10-1100/Assignment 1 Part 1 by Peter
Pyraminx Analysis Using Matlab
By: Peter Badea
This article will attempt to guide the reader through an analysis of the number of possible permutations of a Pyraminx puzzle (see Pyraminx):
Please Note: It has come to my attention that Mr. Charles Tsang has also posted an analysis of the Pyraminx problem. This is an unfortunate coincidence that was only observed after the problem had been solved. A quick glance at the very different program code (and even program used) will surely lead any reader to this conclusion. His solution can be found here.
As can be seen above, this puzzle is similar to that of the Rubik's cube except for the differing shape (that of a tetrahedron as opposed to a cube). Each side is an equilateral triangle composed of 9 smaller equilateral triangles all joined in the fashion shown below:
The labeling shown above is important to understand the meaning of each permutation expressed in standard notation. To apply the the Schreier–Sims algorithm to this problem, a set of generators must first be found.

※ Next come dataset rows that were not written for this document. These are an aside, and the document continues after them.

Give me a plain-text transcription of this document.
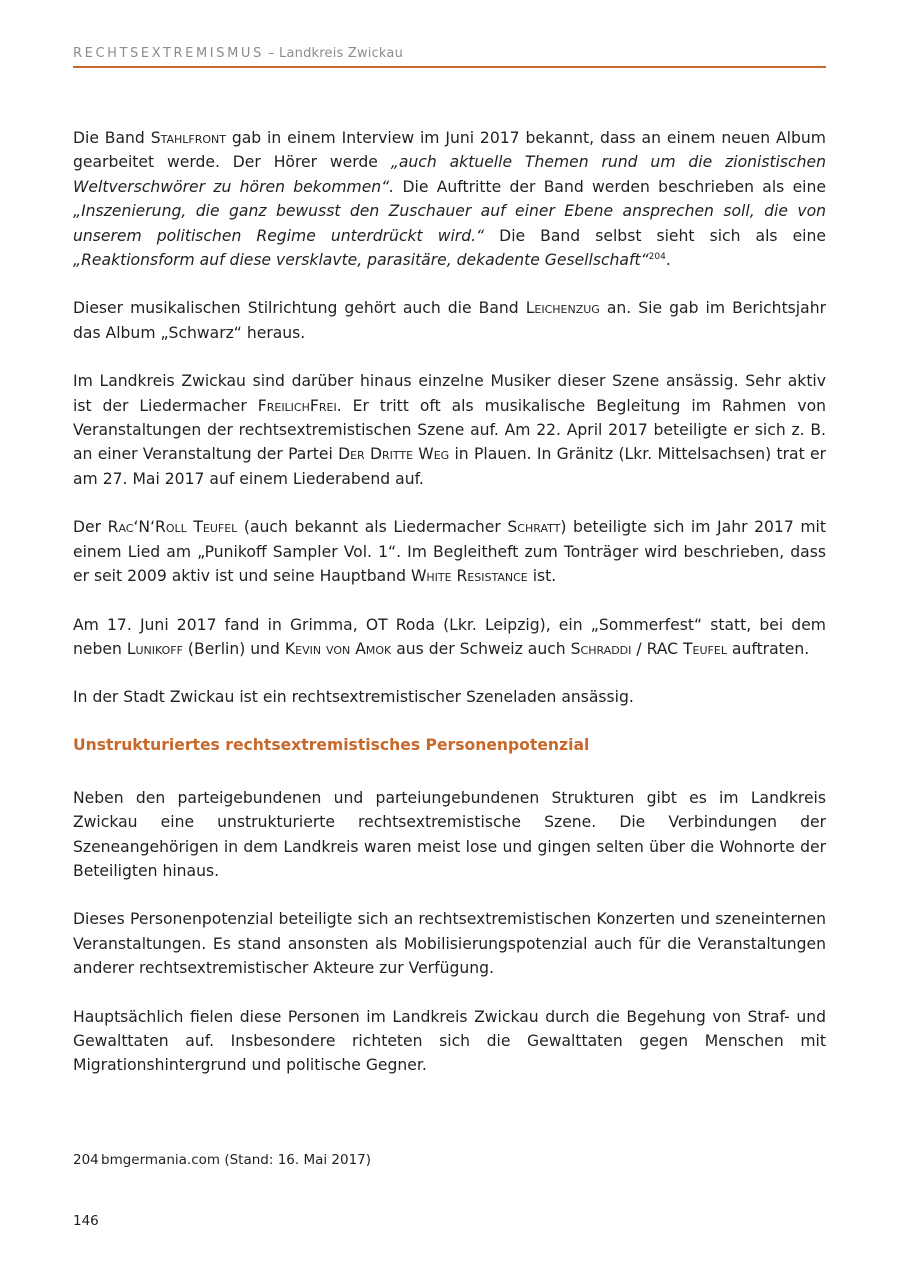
RECHTSEXTREMISMUS – Landkreis Zwickau

Die Band Stahlfront gab in einem Interview im Juni 2017 bekannt, dass an einem neuen Album gearbeitet werde. Der Hörer werde „auch aktuelle Themen rund um die zionistischen Weltverschwörer zu hören bekommen“. Die Auftritte der Band werden beschrieben als eine „Inszenierung, die ganz bewusst den Zuschauer auf einer Ebene ansprechen soll, die von unserem politischen Regime unterdrückt wird.“ Die Band selbst sieht sich als eine „Reaktionsform auf diese versklavte, parasitäre, dekadente Gesellschaft“$^{204}$.

Dieser musikalischen Stilrichtung gehört auch die Band Leichenzug an. Sie gab im Berichtsjahr das Album „Schwarz“ heraus.

Im Landkreis Zwickau sind darüber hinaus einzelne Musiker dieser Szene ansässig. Sehr aktiv ist der Liedermacher FreilichFrei. Er tritt oft als musikalische Begleitung im Rahmen von Veranstaltungen der rechtsextremistischen Szene auf. Am 22. April 2017 beteiligte er sich z. B. an einer Veranstaltung der Partei Der Dritte Weg in Plauen. In Gränitz (Lkr. Mittelsachsen) trat er am 27. Mai 2017 auf einem Liederabend auf.

Der Rac‘N‘Roll Teufel (auch bekannt als Liedermacher Schratt) beteiligte sich im Jahr 2017 mit einem Lied am „Punikoff Sampler Vol. 1“. Im Begleitheft zum Tonträger wird beschrieben, dass er seit 2009 aktiv ist und seine Hauptband White Resistance ist.

Am 17. Juni 2017 fand in Grimma, OT Roda (Lkr. Leipzig), ein „Sommerfest“ statt, bei dem neben Lunikoff (Berlin) und Kevin von Amok aus der Schweiz auch Schraddi / RAC Teufel auftraten.

In der Stadt Zwickau ist ein rechtsextremistischer Szeneladen ansässig.

Unstrukturiertes rechtsextremistisches Personenpotenzial

Neben den parteigebundenen und parteiungebundenen Strukturen gibt es im Landkreis Zwickau eine unstrukturierte rechtsextremistische Szene. Die Verbindungen der Szeneangehörigen in dem Landkreis waren meist lose und gingen selten über die Wohnorte der Beteiligten hinaus.

Dieses Personenpotenzial beteiligte sich an rechtsextremistischen Konzerten und szeneinternen Veranstaltungen. Es stand ansonsten als Mobilisierungspotenzial auch für die Veranstaltungen anderer rechtsextremistischer Akteure zur Verfügung.

Hauptsächlich fielen diese Personen im Landkreis Zwickau durch die Begehung von Straf- und Gewalttaten auf. Insbesondere richteten sich die Gewalttaten gegen Menschen mit Migrationshintergrund und politische Gegner.

204 bmgermania.com (Stand: 16. Mai 2017)
146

These can be expressed as the 8 rotations (about each of 4 vertices) that involve rotating either only the vertex piece (4 trivial rotations) or 2 (of the total 3) rows of pieces.

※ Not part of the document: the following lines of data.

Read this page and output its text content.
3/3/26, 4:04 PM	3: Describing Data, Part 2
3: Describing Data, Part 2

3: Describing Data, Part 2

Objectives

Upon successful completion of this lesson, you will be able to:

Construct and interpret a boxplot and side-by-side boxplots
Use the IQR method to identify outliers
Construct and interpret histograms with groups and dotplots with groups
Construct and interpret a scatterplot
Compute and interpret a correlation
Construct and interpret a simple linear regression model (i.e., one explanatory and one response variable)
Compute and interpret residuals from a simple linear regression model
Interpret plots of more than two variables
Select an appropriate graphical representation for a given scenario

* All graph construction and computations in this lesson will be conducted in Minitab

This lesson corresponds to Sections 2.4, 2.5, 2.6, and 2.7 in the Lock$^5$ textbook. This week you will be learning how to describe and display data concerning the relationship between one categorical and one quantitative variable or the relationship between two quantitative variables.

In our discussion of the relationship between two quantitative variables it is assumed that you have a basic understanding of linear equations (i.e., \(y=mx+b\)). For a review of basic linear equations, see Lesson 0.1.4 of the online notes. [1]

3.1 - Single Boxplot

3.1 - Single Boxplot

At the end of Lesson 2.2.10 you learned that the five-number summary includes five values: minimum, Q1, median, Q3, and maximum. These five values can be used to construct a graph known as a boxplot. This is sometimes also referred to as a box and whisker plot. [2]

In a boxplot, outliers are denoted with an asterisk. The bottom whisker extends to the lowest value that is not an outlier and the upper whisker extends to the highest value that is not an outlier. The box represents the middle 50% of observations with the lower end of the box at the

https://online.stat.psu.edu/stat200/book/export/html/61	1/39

A recursive function for feeding each permutation into the table T is then constructed in Matlab:
function Tnew = feed(s,T)
j2 = 0;
Tnew = T;
%find pivot point
for i2 = 1:36
if s(i2) ~= i2
j2 = s(i2);
break
end
end
if j2 ~= 0 %s is not identity permutation
if T(1,i2,j2) == 0 %empty box
Tnew(:,i2,j2) = s;
else %T(1,i2,j2) ~= 0; non-empty box
for k2 = 1:36 %define t inverse, where t is the permutation currently in the box
tInv(k2) = find(T(:,i2,j2) == k2);
end
for k2 = 1:36 %define t inverse * s
tInvs(k2) = tInv(s(k2));
end
%feed t inverse * s
Tnew = feed(tInvs,T);
end
end
Using this function, the Schreier–Sims algorithm is then implemented in Matlab in the following way:
clear
clc
T = zeros(36,36,36);
%initialize T
for i = 1:36
T(:,i,i) = ones(36,1);
end
Tnew = T;
%generators
s1 = 1:36;
s1([1,26,36]) = [26,36,1];
s2 = 1:36;
s2([5,10,11]) = [10,11,5];
s3 = 1:36;
s3([9,15,16]) = [15,16,9];
s4 = 1:36;
s4([30,31,32]) = [31,32,30];
s5 = 1:36;
s5([2,3,4,17,25,27,28,34,35]) = [28,27,17,34,2,35,25,4,3];
s6 = 1:36;
s6([2,6,7,12,13,17,18,19,20]) = [13,12,20,18,19,7,6,2,17];
s7 = 1:36;
s7([4,7,8,13,14,22,23,24,25]) = [13,22,14,23,24,25,4,8,7];
s8 = 1:36;
s8([19,20,21,22,23,28,29,33,34]) = [22,23,33,34,28,20,21,29,19];
%feed generators into Tnew
Tnew = feed(s1,Tnew);
Tnew = feed(s2,Tnew);
Tnew = feed(s3,Tnew);
Tnew = feed(s4,Tnew);
Tnew = feed(s5,Tnew);
Tnew = feed(s6,Tnew);
Tnew = feed(s7,Tnew);
Tnew = feed(s8,Tnew);
while length(find(Tnew ~= T)) ~= 0 %while table is still changing
T = Tnew;
for i = 1:35
for j = i+1:36
for k = 1:35
for l = k+1:36
if T(1,i,j) ~= 0 & T(1,k,l) ~= 0
Tnew = feed(T(T(:,k,l),i,j),Tnew);
end
end
end
end
end
end
ord = 1;
for i = 1:36
ord = ord * length(find(T(1,i,:)));
end
disp(['Order = ',num2str(ord)])
for i = 1:36
for j = 1:36
if T(1,i,j) ~= 0
plot(i,j,'+')
hold on
axis equal
end
end
end
The above code yields the following result:
Order = 75582720
Graphing the values where the table T is non-zero yields the following graph:
If we then change the code slightly to disallow turning of the 4 vertex pieces (the trivial rotations), we get a different result:
Order = 933120
This is a more accurate description of the difficulty that solving such a puzzle would entail due to the fact that the 4 vertex pieces may always be turned at the very end, and no particular strategy needs to be employed in placing them.